しかし、障害の特徴として、どちらか一方の障害として一括りで捉えられてしまうケースも多く、併発している場合にはそれぞれの障害の特性を理解したアプローチが重要です。
発達障害の各障害ごとの特徴についても把握しておきましょう。
学習障害
学習障害は知的には障害がないものの、特定の機能において苦手を生じるもので「書字障害」や「読字障害」、「算数障害」があります。
単に「知的障害」だから勉強が苦手と一括りで捉えられてしまうこともあります。しかし、そのメカニズムは異なります。
注意欠陥・多動性障害
落ち着きがない、すぐに癇癪を起こしてしまうなど、幼児期には判断するのが難しい特徴がありますが、幼稚園や保育園で集団の中に入ると少し目立ってしまう可能性があります。
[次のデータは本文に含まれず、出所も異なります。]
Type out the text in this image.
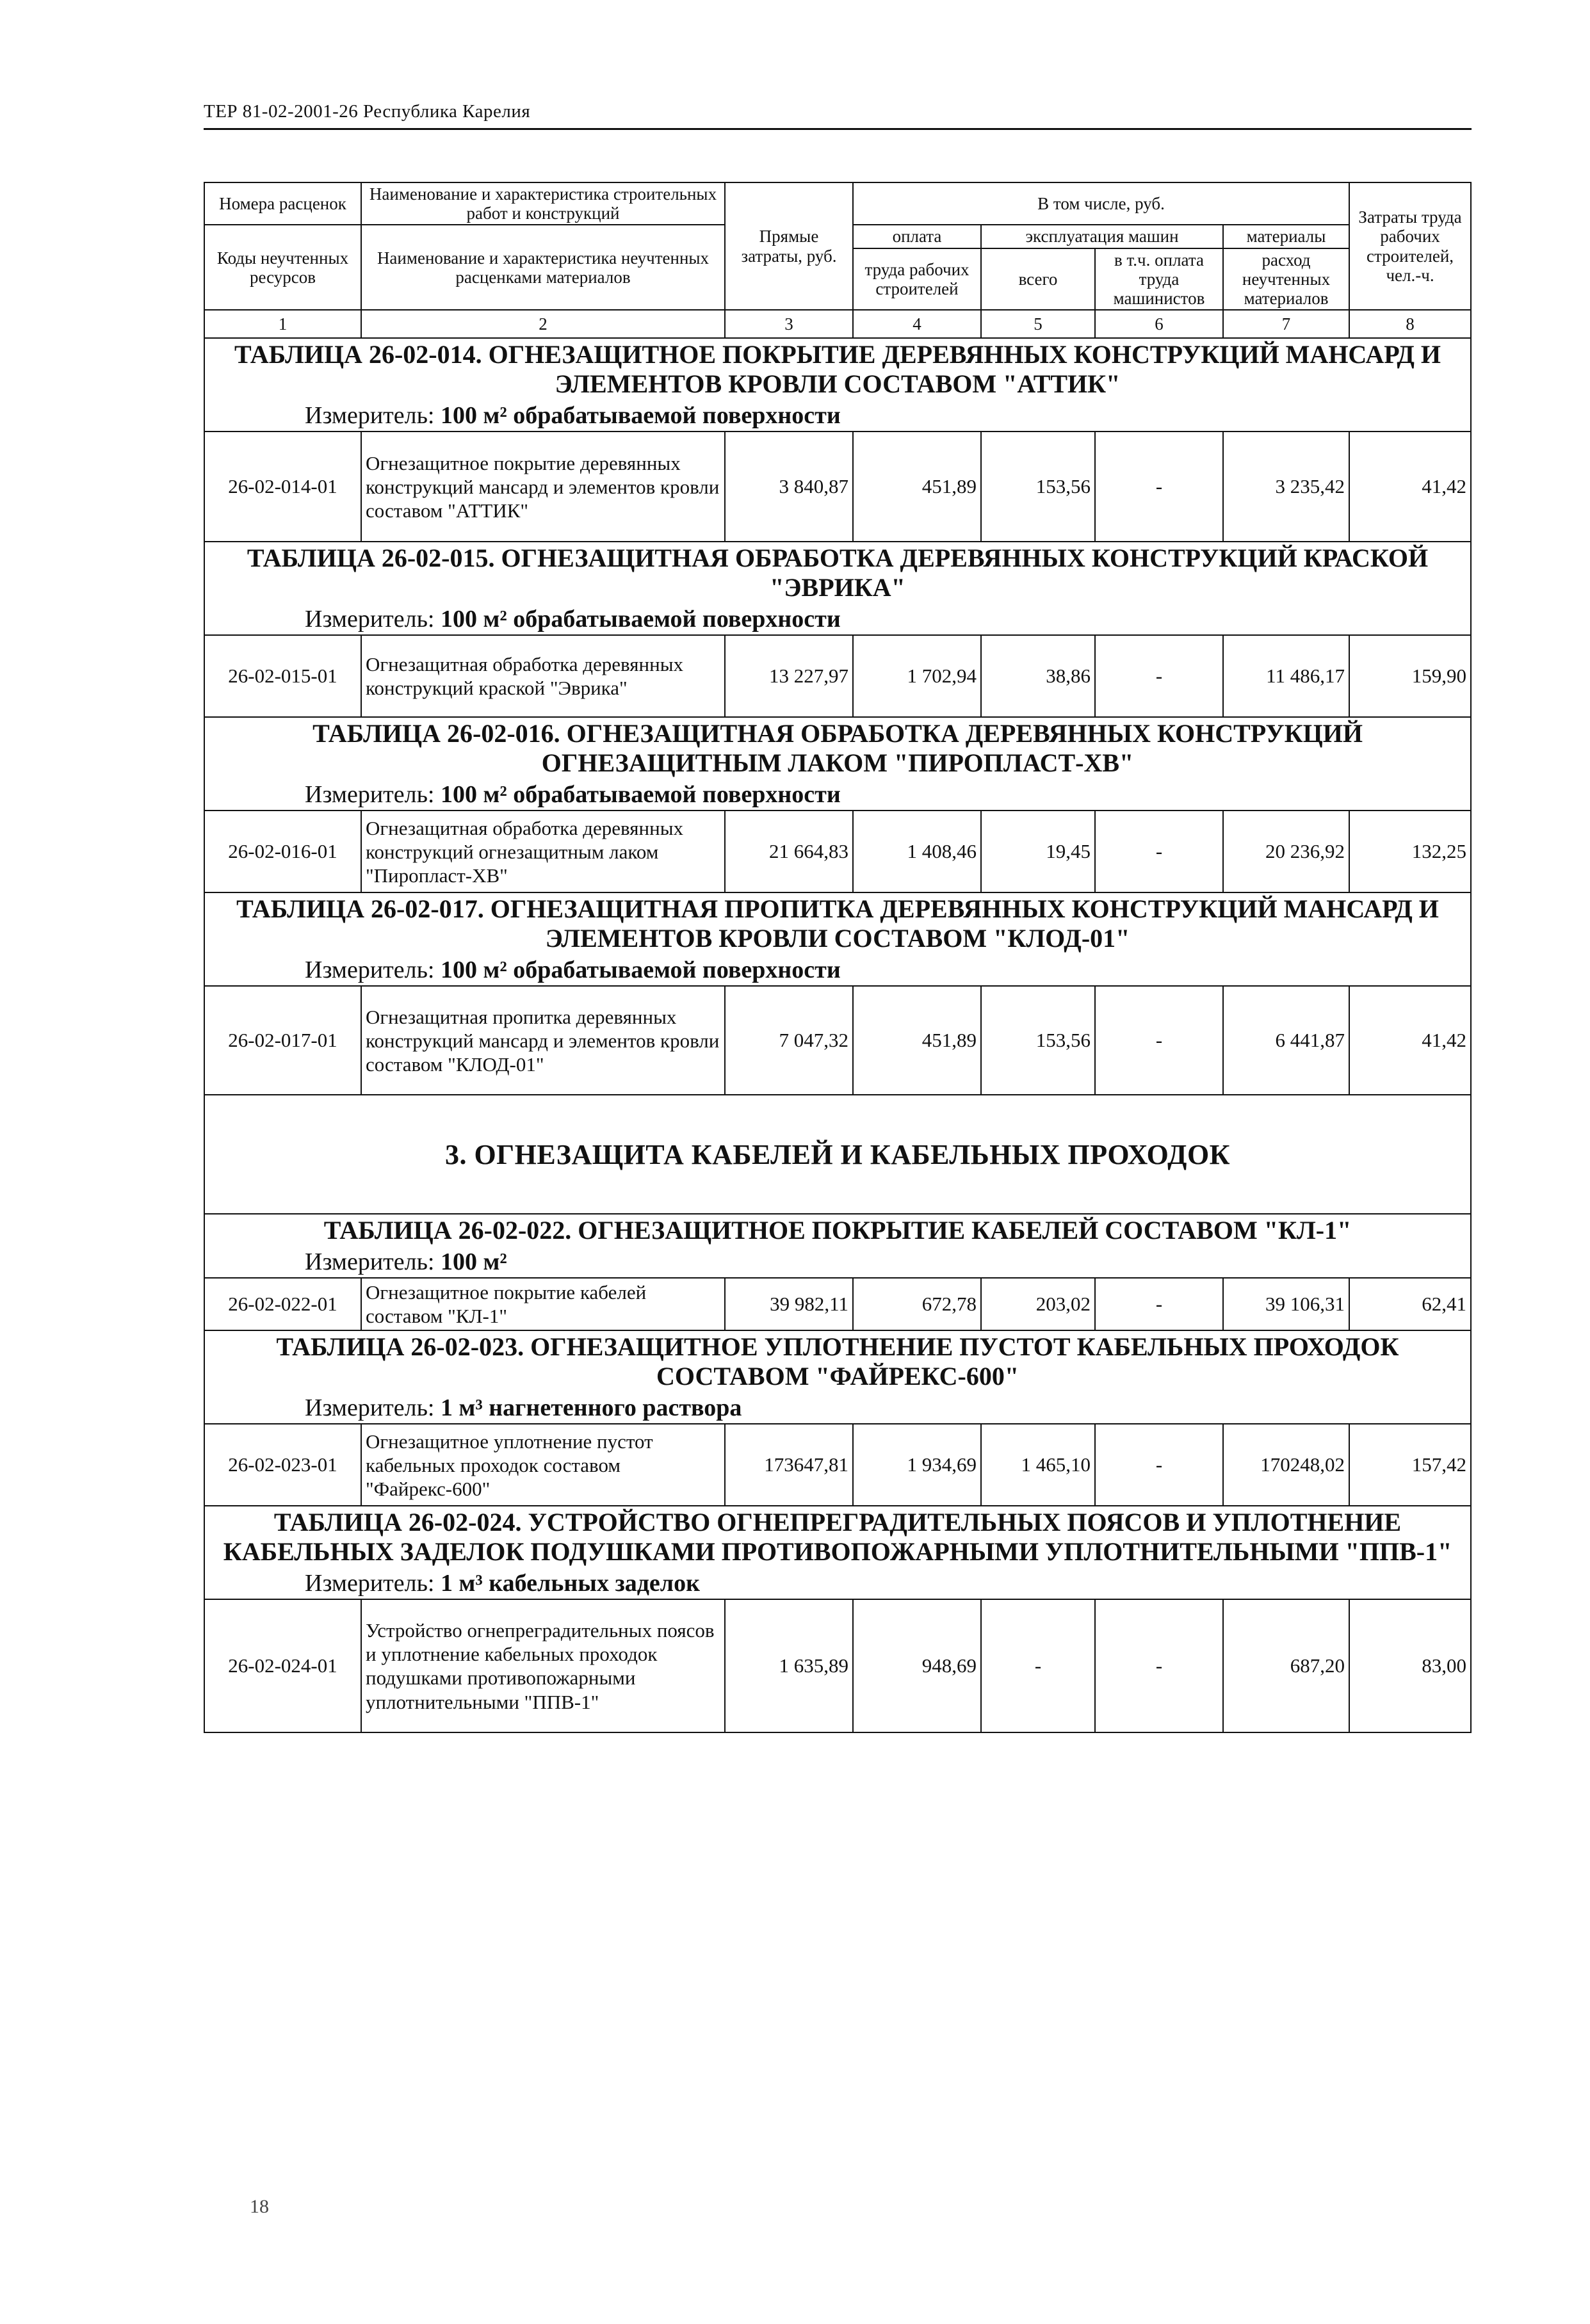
ТЕР 81-02-2001-26 Республика Карелия
Номера расценок	Наименование и характеристика строительных работ и конструкций	Прямые затраты, руб.	В том числе, руб.				Затраты труда рабочих строителей, чел.-ч.
Коды неучтенных ресурсов	Наименование и характеристика неучтенных расценками материалов		оплата	эксплуатация машин		материалы	
			труда рабочих строителей	всего	в т.ч. оплата труда машинистов	расход неучтенных материалов	
1	2	3	4	5	6	7	8
ТАБЛИЦА 26-02-014. ОГНЕЗАЩИТНОЕ ПОКРЫТИЕ ДЕРЕВЯННЫХ КОНСТРУКЦИЙ МАНСАРД И ЭЛЕМЕНТОВ КРОВЛИ СОСТАВОМ "АТТИК"							
Измеритель: 100 м² обрабатываемой поверхности							
26-02-014-01	Огнезащитное покрытие деревянных конструкций мансард и элементов кровли составом "АТТИК"	3 840,87	451,89	153,56	-	3 235,42	41,42
ТАБЛИЦА 26-02-015. ОГНЕЗАЩИТНАЯ ОБРАБОТКА ДЕРЕВЯННЫХ КОНСТРУКЦИЙ КРАСКОЙ "ЭВРИКА"							
Измеритель: 100 м² обрабатываемой поверхности							
26-02-015-01	Огнезащитная обработка деревянных конструкций краской "Эврика"	13 227,97	1 702,94	38,86	-	11 486,17	159,90
ТАБЛИЦА 26-02-016. ОГНЕЗАЩИТНАЯ ОБРАБОТКА ДЕРЕВЯННЫХ КОНСТРУКЦИЙ ОГНЕЗАЩИТНЫМ ЛАКОМ "ПИРОПЛАСТ-ХВ"							
Измеритель: 100 м² обрабатываемой поверхности							
26-02-016-01	Огнезащитная обработка деревянных конструкций огнезащитным лаком "Пиропласт-ХВ"	21 664,83	1 408,46	19,45	-	20 236,92	132,25
ТАБЛИЦА 26-02-017. ОГНЕЗАЩИТНАЯ ПРОПИТКА ДЕРЕВЯННЫХ КОНСТРУКЦИЙ МАНСАРД И ЭЛЕМЕНТОВ КРОВЛИ СОСТАВОМ "КЛОД-01"							
Измеритель: 100 м² обрабатываемой поверхности							
26-02-017-01	Огнезащитная пропитка деревянных конструкций мансард и элементов кровли составом "КЛОД-01"	7 047,32	451,89	153,56	-	6 441,87	41,42
3. ОГНЕЗАЩИТА КАБЕЛЕЙ И КАБЕЛЬНЫХ ПРОХОДОК							
ТАБЛИЦА 26-02-022. ОГНЕЗАЩИТНОЕ ПОКРЫТИЕ КАБЕЛЕЙ СОСТАВОМ "КЛ-1"							
Измеритель: 100 м²							
26-02-022-01	Огнезащитное покрытие кабелей составом "КЛ-1"	39 982,11	672,78	203,02	-	39 106,31	62,41
ТАБЛИЦА 26-02-023. ОГНЕЗАЩИТНОЕ УПЛОТНЕНИЕ ПУСТОТ КАБЕЛЬНЫХ ПРОХОДОК СОСТАВОМ "ФАЙРЕКС-600"							
Измеритель: 1 м³ нагнетенного раствора							
26-02-023-01	Огнезащитное уплотнение пустот кабельных проходок составом "Файрекс-600"	173647,81	1 934,69	1 465,10	-	170248,02	157,42
ТАБЛИЦА 26-02-024. УСТРОЙСТВО ОГНЕПРЕГРАДИТЕЛЬНЫХ ПОЯСОВ И УПЛОТНЕНИЕ КАБЕЛЬНЫХ ЗАДЕЛОК ПОДУШКАМИ ПРОТИВОПОЖАРНЫМИ УПЛОТНИТЕЛЬНЫМИ "ППВ-1"							
Измеритель: 1 м³ кабельных заделок							
26-02-024-01	Устройство огнепреградительных поясов и уплотнение кабельных проходок подушками противопожарными уплотнительными "ППВ-1"	1 635,89	948,69	-	-	687,20	83,00
18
周囲の理解と環境設定がポイントになるため、早期発見による特別な配慮が必要になります。
自閉症スペクトラム
目が合わない、特定のおもちゃで同じ遊びを常同的に繰り返したり、様々な特性があります。特に、対人関係やコミュニケーション、相手の気持ちを想像する力、などにおいて苦手な部分が多く見られます。
まとめ
赤ちゃんから5歳頃までの知的障害の兆候についてその特徴をまとめました。
特に赤ちゃんの時期に知的障害の兆候に気がつくのは難しいとされていますが、泣き止まない時間や頻度、極端に抱っこを嫌がるなどの特徴は知的障害を疑う基準になりうることがわかりました。
日々の様子に気になることがあれば、医師や専門の療育機関に相談することで適切な対処の仕方を知ることができ、早期診断にもつながります。
4つに分類される知的障害のなかで、軽度の場合はその兆候に気がつくのが遅れる場合があります。
早期診断は子供が安心した環境で暮らすためにとても重要なことです。